Another afternoon as the mist was covering the mountain, I sat with my dear friend. We both stared off toward the high peak that is behind our house. She said, “It isn’t that I fear death; I know that when I die I will be with Yahweh. I just don’t want to be killed by arrows.” Tears streamed down her face. “I just don’t know what to do or where to go.”
Men had blamed her for her husband’s death, and her life was being sought after as a payment for his life.
Fear can be crippling. It can sap us of all of our energy. It can lure us to retreat. It can lurk around every corner of our days. Fear of man’s approval; fear of man’s words; fear of losing something; fear of failure; fear of not measuring up; fear of imperfection; fear the unknown; fear of the undone. And yet, is our fear misplaced?
What is it or who is it that we ought to fear? We read over and over again that our Lord and Savior, the God of the Universe, the Ancient of Days, the Author and Finisher of our faith, our Creator who never slumbers is working out every detail of our lives for our good and says to “fear not.” He says, “I have given you everything you need for life and godliness,” “my grace is sufficient,” “I have assigned you your portion and your cup.”

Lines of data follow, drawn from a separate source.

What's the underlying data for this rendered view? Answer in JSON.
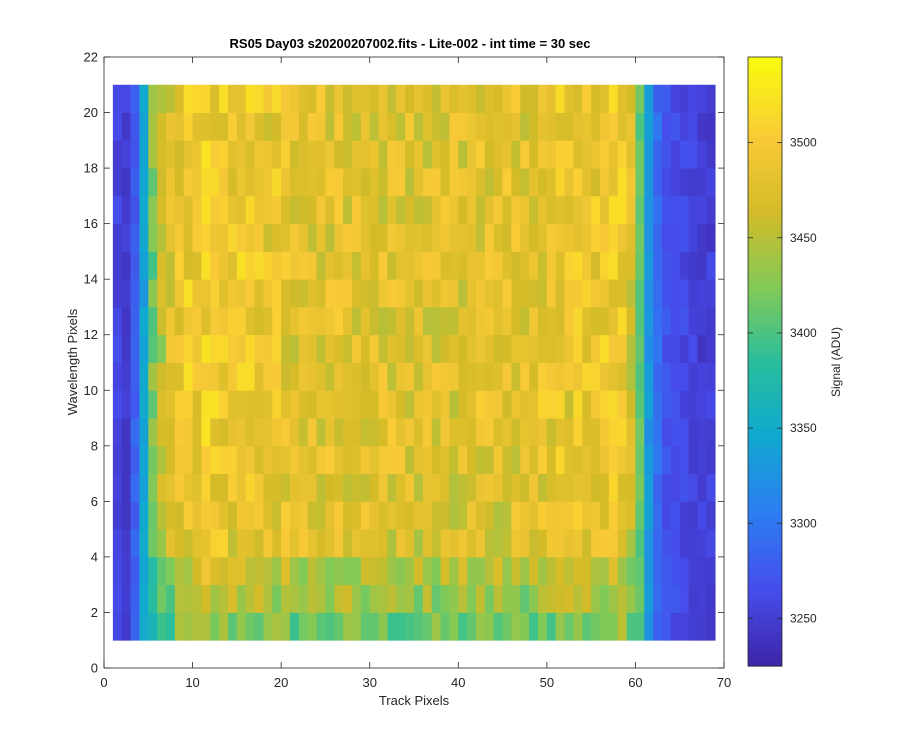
{
  "chart_data": {
    "type": "heatmap",
    "title": "RS05 Day03  s20200207002.fits - Lite-002 - int time = 30 sec",
    "xlabel": "Track Pixels",
    "ylabel": "Wavelength Pixels",
    "xlim": [
      0,
      70
    ],
    "ylim": [
      0,
      22
    ],
    "xticks": [
      "0",
      "10",
      "20",
      "30",
      "40",
      "50",
      "60",
      "70"
    ],
    "yticks": [
      "0",
      "2",
      "4",
      "6",
      "8",
      "10",
      "12",
      "14",
      "16",
      "18",
      "20",
      "22"
    ],
    "x_range": [
      1,
      69
    ],
    "y_range": [
      1,
      21
    ],
    "colormap": "parula",
    "colorbar": {
      "label": "Signal (ADU)",
      "clim": [
        3225,
        3545
      ],
      "ticks": [
        "3250",
        "3300",
        "3350",
        "3400",
        "3450",
        "3500"
      ]
    },
    "row_profile": [
      3255,
      3250,
      3280,
      3340,
      3420,
      3450,
      3470,
      3490,
      3495,
      3495,
      3500,
      3495,
      3495,
      3490,
      3495,
      3495,
      3490,
      3485,
      3490,
      3485,
      3480,
      3485,
      3480,
      3480,
      3480,
      3485,
      3480,
      3480,
      3480,
      3480,
      3478,
      3478,
      3478,
      3475,
      3478,
      3478,
      3478,
      3480,
      3478,
      3478,
      3480,
      3480,
      3478,
      3480,
      3480,
      3480,
      3480,
      3482,
      3485,
      3485,
      3490,
      3485,
      3490,
      3488,
      3490,
      3495,
      3495,
      3495,
      3470,
      3410,
      3330,
      3290,
      3270,
      3265,
      3260,
      3255,
      3250,
      3250
    ],
    "bottom_row_offsets": [
      -30,
      -20,
      -15,
      -10,
      -6,
      -3,
      -1,
      0,
      0,
      0,
      0,
      0,
      0,
      0,
      0,
      0,
      0,
      0,
      0,
      0
    ]
  }
}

In Matthew 10:26–31, Jesus says,
Therefore do not fear them. For there is nothing covered that will not be revealed, and hidden that will not be known. Whatever I tell you in the dark, speak in the light; and what you hear in the ear, preach on the housetops. And do not fear those who kill the body but cannot kill the soul. But rather fear Him who is able to destroy both soul and body in hell. Are not two sparrows sold for a copper coin? And not one of them falls to the ground apart from your Father’s will. But the very hairs of your head are all numbered. Do not fear therefore; you are of more value than many sparrows.
Since these words are true, we can boldly be obedient to Christ no matter what our future holds. We can take every opportunity we are given to do good works and proclaim his message. Since this is true we can have perfect peace and rest during any circumstance. It makes me want to fear not and work hard to make the best use of the time that the Lord has granted me.